Mugen : [post n° 380688]

Faccio l'esame di stato e poi apro la partita IVA o non la apro proprio?

Buongiorno a tutti,
mi avvalgo della Santa bacheca di Professione Architetto perchè non ho ancora un commercialista e non capisco nulla di queste cose.

Sono laureato alla specialistica da 1 anno, ho 29 anni da pochi giorni. Ho un contratto universitario da 300 euro per fare da assistente a lezione che mi ha costretto ad aprire la Gestione Separata INPS. Inoltre sono al termine di un contratto di collaborazione esterna da 2000 euro che fatturerò come prestazione occasionale.

Attualmente sto per entrare in un progetto per un grosso ente molto ben pagato da 220 euro al giorno della durata di qualche mese, che mi porterà sicuramente a superare i 5000 euro annui.
Poichè devo fare ancora l'esame di stato ( e la prima data utile sarebbe durante il periodo lavorativo , tra un mese e mezzo ) chiaramente mi sto ponendo il problema di portare in saccoccia più soldi possibili di questo lavoro senza vedermene mangiati metà in tasse.
Premesso che non so nulla, le mie alternative sono 3:

1) Mi muovo a fare l'esame di stato da Architetto adesso e apro la partita IVA il prima possibile ( con quali vantaggi?)
2) Non faccio l'esame di stato, aprirò a tempo debito la P.IVA da Libero Professionista
3) Non apro la partita IVA, sono già iscritto alla Gestione Separata, in tal caso quanti soldi vedrei dei , ipotizzo, 10'000 euro che riceverei a ottobre?
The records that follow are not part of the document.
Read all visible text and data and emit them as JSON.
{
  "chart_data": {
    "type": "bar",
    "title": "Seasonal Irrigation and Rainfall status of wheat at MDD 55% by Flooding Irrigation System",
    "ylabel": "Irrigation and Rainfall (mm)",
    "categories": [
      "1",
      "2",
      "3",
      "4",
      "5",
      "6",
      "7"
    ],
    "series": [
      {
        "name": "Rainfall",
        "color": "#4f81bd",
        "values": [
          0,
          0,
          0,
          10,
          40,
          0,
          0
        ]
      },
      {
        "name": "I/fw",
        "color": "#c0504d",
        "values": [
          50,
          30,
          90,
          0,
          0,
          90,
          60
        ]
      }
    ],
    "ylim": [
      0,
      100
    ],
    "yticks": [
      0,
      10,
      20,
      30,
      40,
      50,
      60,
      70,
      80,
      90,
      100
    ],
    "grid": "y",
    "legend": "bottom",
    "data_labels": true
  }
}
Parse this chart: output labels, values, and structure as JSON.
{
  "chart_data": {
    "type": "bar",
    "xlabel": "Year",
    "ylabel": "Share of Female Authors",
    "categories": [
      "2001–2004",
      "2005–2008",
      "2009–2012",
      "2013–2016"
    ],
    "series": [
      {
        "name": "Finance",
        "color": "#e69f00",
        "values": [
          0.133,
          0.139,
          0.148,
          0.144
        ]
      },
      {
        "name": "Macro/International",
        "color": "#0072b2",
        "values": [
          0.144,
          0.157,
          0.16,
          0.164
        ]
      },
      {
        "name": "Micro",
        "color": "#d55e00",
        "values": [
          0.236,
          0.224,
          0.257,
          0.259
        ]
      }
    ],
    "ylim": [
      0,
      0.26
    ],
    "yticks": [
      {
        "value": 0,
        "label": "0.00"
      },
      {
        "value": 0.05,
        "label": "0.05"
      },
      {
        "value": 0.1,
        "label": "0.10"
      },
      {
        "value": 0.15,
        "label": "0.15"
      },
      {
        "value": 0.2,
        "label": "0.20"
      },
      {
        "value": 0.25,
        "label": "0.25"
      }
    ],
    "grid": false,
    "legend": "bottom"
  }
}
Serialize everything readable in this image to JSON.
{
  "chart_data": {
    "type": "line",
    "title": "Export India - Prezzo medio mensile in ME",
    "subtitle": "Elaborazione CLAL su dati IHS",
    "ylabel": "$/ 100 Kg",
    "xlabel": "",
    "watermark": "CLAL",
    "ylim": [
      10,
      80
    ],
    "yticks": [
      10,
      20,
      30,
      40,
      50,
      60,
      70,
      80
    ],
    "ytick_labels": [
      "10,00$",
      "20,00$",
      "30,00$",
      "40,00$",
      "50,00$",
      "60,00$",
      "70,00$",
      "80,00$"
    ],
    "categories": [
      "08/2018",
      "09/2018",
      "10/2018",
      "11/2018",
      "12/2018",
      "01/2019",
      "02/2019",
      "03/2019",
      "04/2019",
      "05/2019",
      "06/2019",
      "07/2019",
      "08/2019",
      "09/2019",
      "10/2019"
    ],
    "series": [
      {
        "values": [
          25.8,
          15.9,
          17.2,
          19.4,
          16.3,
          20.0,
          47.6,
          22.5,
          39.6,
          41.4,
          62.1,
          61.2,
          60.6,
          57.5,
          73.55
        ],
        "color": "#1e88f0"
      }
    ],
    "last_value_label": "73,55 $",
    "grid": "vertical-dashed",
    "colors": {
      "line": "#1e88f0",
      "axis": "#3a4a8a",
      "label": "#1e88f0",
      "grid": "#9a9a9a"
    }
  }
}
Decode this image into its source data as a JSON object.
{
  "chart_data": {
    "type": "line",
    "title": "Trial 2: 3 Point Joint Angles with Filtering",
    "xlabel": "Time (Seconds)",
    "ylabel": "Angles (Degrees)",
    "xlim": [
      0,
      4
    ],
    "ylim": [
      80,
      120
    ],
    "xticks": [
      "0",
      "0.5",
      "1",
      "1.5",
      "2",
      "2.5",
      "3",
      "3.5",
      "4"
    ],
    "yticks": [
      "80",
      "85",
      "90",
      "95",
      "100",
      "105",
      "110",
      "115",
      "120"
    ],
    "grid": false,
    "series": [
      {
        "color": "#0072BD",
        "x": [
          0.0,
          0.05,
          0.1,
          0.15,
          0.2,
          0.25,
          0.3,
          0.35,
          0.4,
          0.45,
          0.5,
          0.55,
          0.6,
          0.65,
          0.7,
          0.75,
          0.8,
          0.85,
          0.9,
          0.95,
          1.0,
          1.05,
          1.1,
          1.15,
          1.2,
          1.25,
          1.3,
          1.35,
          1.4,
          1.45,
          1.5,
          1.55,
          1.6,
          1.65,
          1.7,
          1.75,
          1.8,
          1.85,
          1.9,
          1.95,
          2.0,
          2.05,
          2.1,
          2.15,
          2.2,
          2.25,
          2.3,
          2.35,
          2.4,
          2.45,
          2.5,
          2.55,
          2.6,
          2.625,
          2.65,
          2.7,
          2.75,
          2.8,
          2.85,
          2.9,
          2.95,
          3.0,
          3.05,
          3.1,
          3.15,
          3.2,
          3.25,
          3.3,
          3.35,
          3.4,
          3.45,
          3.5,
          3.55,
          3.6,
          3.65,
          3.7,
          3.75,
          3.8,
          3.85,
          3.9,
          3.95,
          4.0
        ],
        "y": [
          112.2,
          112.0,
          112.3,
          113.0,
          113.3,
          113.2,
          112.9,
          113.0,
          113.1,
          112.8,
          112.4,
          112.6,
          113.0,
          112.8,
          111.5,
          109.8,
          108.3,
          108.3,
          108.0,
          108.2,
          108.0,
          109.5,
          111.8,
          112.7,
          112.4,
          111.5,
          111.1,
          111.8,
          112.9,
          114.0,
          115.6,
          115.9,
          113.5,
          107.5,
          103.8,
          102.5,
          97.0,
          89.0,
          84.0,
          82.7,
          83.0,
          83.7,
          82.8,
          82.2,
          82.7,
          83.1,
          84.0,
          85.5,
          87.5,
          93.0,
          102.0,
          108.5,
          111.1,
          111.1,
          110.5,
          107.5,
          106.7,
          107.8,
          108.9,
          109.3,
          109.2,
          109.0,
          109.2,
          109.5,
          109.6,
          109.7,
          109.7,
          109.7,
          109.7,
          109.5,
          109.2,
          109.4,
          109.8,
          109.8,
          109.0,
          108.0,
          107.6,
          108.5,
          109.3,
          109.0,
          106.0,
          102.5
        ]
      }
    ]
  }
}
Chiaramente le prospettive per il futuro sono incerte, sono in avvio, quindi è chiaro che dovrei valutare anche il tutto in funzione del fatto che magari comincerei a lavorare da architetto privato, ma questo non lo so ancora!
Grazie a tutti dell'attenzione,

Marco
Mario :
qua dentro c'è gente con 30 anni e con 2 lauree, 2 master internazionali (USA e EUROPA), iscritti all'albo da anni 3 e abiblitati 81/2008, p.iva e studio proprio....e non guadagna 220€ al giorno manco col binocolo!
Bha caro amico, ti voglio bene ma...................

dagabo :
Io ho provato ad essere collaboratore esterno per un'azienda e libero professionista.

Certo che i guadagni con gestione separata INPS si ha molti più pro che contro sulla parte economica... però la libera professione ti rimane sempre quindi io non mi sono mai pentito del mio percorso: Laurea- Esame di stato dopo 5 mesi - Partita Iva subito.

Il lavoro è vero che non è costante però si ha sempre la possibilità di crescere, dipende tanto dagli obiettivi che ci si pone ma soprattutto a mio modo di vedere è che vita si vuole fare.

Io con l'azienda lavoravo bene ma... ad un certo punto poco lavoro = lasciato a casa ma con la partita iva e libera professione sono riuscito a galleggiare e ora forse vedo un po' di lavoro.

Io consiglio sempre aprire partita iva. Però dipende sempre da come uno investe risorse di tempo e denaro per la professione.

Kia :
bisogna vedere se l'esame di stato fila liscio. Non è mica detto. Io mi organizzerei il lavoro a prescindere da quel risultato.
dagabo :
Beh ovviamente... comunque il mio discorso era per dire che consiglio di lavorare su più fronti per poter "cadere in piedi" in qualsiasi situazione. Aver fatto tutta questa fatica per poi non fare l'ultimo passo è sempre un dispiacere (dal mio punto di vista)...
lori :
L'unico consiglio che posso darti è quello di fare l'esame di Stato. Il resto si vedrà dopo. D'altra parte senza l'abilitazione il pensiero di aprire partita IVA non sussiste.